The Press: Conniving or Incompetent?
So which country do you think is being trumpeted by the international press as being the one and only magnanimous and put-upon benefactor of all things European? Italy, which is shouldering a share of the bailout which is wildly disproportionate to its exposure? Of course not. As always these days, when something is being meted out to enhance reputation and/or the economy, Germany is on the receiving end.
Here are some other examples of pernicious press incompetence.
On August 7th 2011 Fox News’s Shepard Smith suddenly came out with "A couple of weeks ago there was a run on the banks in Italy"... which was totally made up. Italy has had to cope with lots of problems but so far never any runs on banks! Who fed Fox News that lie?
When the “humanitarian” bombing of Libya was being carried out and the papers were dwelling on the situation in Northern Africa, The Washington Times wrote that Italy was "the former colonial power in Tunisia". Of course, Tunisia was a French colony, as were Algeria and Morocco. Of all the territories in North Africa, the only one that was a colony of Italy's was Libya, which it accrued in 1911, as the Ottoman Empire was starting to disintegrate, and held only until World War II. With all the North African autocrats suddenly being presented in their worst colors, singling out Italy, the least of the colonial powers, as the colonial power par excellence is particularly unfair.
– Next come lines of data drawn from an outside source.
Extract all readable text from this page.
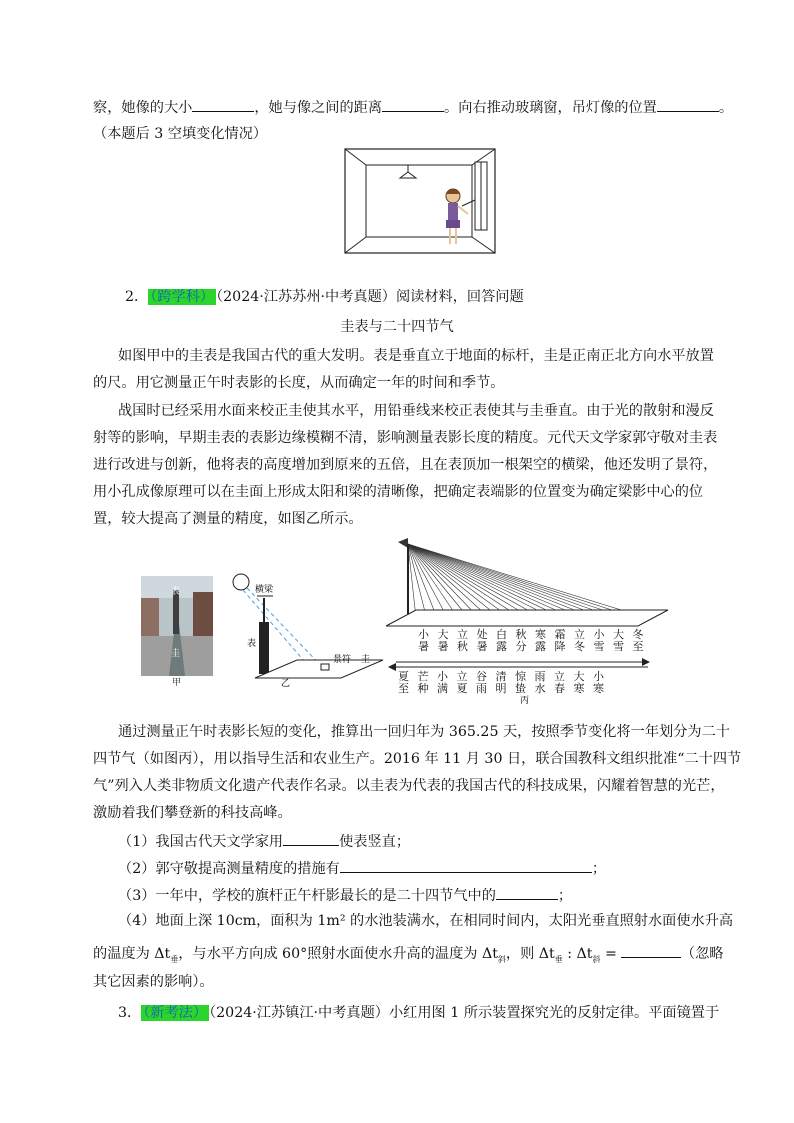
察，她像的大小	，她与像之间的距离	。向右推动玻璃窗，吊灯像的位置	。
（本题后 3 空填变化情况）
2． （跨学科） （2024·江苏苏州·中考真题）阅读材料，回答问题
圭表与二十四节气
如图甲中的圭表是我国古代的重大发明。表是垂直立于地面的标杆，圭是正南正北方向水平放置
的尺。用它测量正午时表影的长度，从而确定一年的时间和季节。
战国时已经采用水面来校正圭使其水平，用铅垂线来校正表使其与圭垂直。由于光的散射和漫反
射等的影响，早期圭表的表影边缘模糊不清，影响测量表影长度的精度。元代天文学家郭守敬对圭表
进行改进与创新，他将表的高度增加到原来的五倍，且在表顶加一根架空的横梁，他还发明了景符，
用小孔成像原理可以在圭面上形成太阳和梁的清晰像，把确定表端影的位置变为确定梁影中心的位
置，较大提高了测量的精度，如图乙所示。
表
圭
甲
横梁
表
景符 圭
乙
小
暑
大
暑
立
秋
处
暑
白
露
秋
分
寒
露
霜
降
立
冬
小
雪
大
雪
冬
至
夏
至
芒
种
小
满
立
夏
谷
雨
清
明
惊
蛰
雨
水
立
春
大
寒
小
寒
丙
通过测量正午时表影长短的变化，推算出一回归年为 365.25 天，按照季节变化将一年划分为二十
四节气（如图丙），用以指导生活和农业生产。2016 年 11 月 30 日，联合国教科文组织批准“二十四节
气”列入人类非物质文化遗产代表作名录。以圭表为代表的我国古代的科技成果，闪耀着智慧的光芒，
激励着我们攀登新的科技高峰。
（1）我国古代天文学家用	使表竖直；
（2）郭守敬提高测量精度的措施有	；
（3）一年中，学校的旗杆正午杆影最长的是二十四节气中的	；
（4）地面上深 10cm，面积为 1m² 的水池装满水，在相同时间内，太阳光垂直照射水面使水升高
的温度为 $\Delta t_垂$，与水平方向成 60°照射水面使水升高的温度为 $\Delta t_斜$，则 $\Delta t_垂$ : $\Delta t_斜$ =	（忽略
其它因素的影响）。
3． （新考法） （2024·江苏镇江·中考真题）小红用图 1 所示装置探究光的反射定律。平面镜置于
Whether out of ignorance or interest, The Daily Telegraph wrote in a front-page headline in 2012 that “Spain and Italy are to be bailed out”, while it was Spain that was to be bailed out, with Italy shouldering 20% of the cost.
At the end of June 2012 an opening headline piece in The New York Times informed the public that our unelected, then Prime Minister Mario Monti had been doing wondrous things, and would do even better if it were not for those petulant little nuisances, the political parties, who are reluctant to let him take the tough decisions he would like.
Actually, things are the other way round! Monti enjoyed the unmitigated praise and support of an unprecedented majority of Parliament from both sides of the aisles. He was able to do whatever he pleased and they ratified, very few questions asked.
And unfortunately, what he did amounted to grinding the Italian economy to a halt, ruthlessly imposing punitive taxes on everyone and everything, giving our money away as if it were everyone else’s due, and pretending slow-motion to do something to help companies that were struggling not out of lack of business or readiness to work hard, but for want of liquidity. Not that the state coffers are empty, they’re not. Italy has the wherewithal to settle these overdue accounts, but can’t do it because of treaties such as the European Stability Pact which requires us to keep the money on hand. Businessmen have been committing suicide by the dozens, and one of the reasons was and is that they await payment for services rendered to the state, yet are required nonetheless to cough up income taxes immediately to that same inflexible state.
All this, and more, notwithstanding, The NYT certified that Monti was unquestionably competent and did more in his first six weeks in power than the entire political class had done in the preceding ten years!
In actual fact the Monti government did pitifully little, apart from eliminating some remaining early-retirement loopholes. Now Italians must stay at work (if they have it) until they are 67, while Germans retire earlier and the French only recently raised their retirement age from 60 to 62.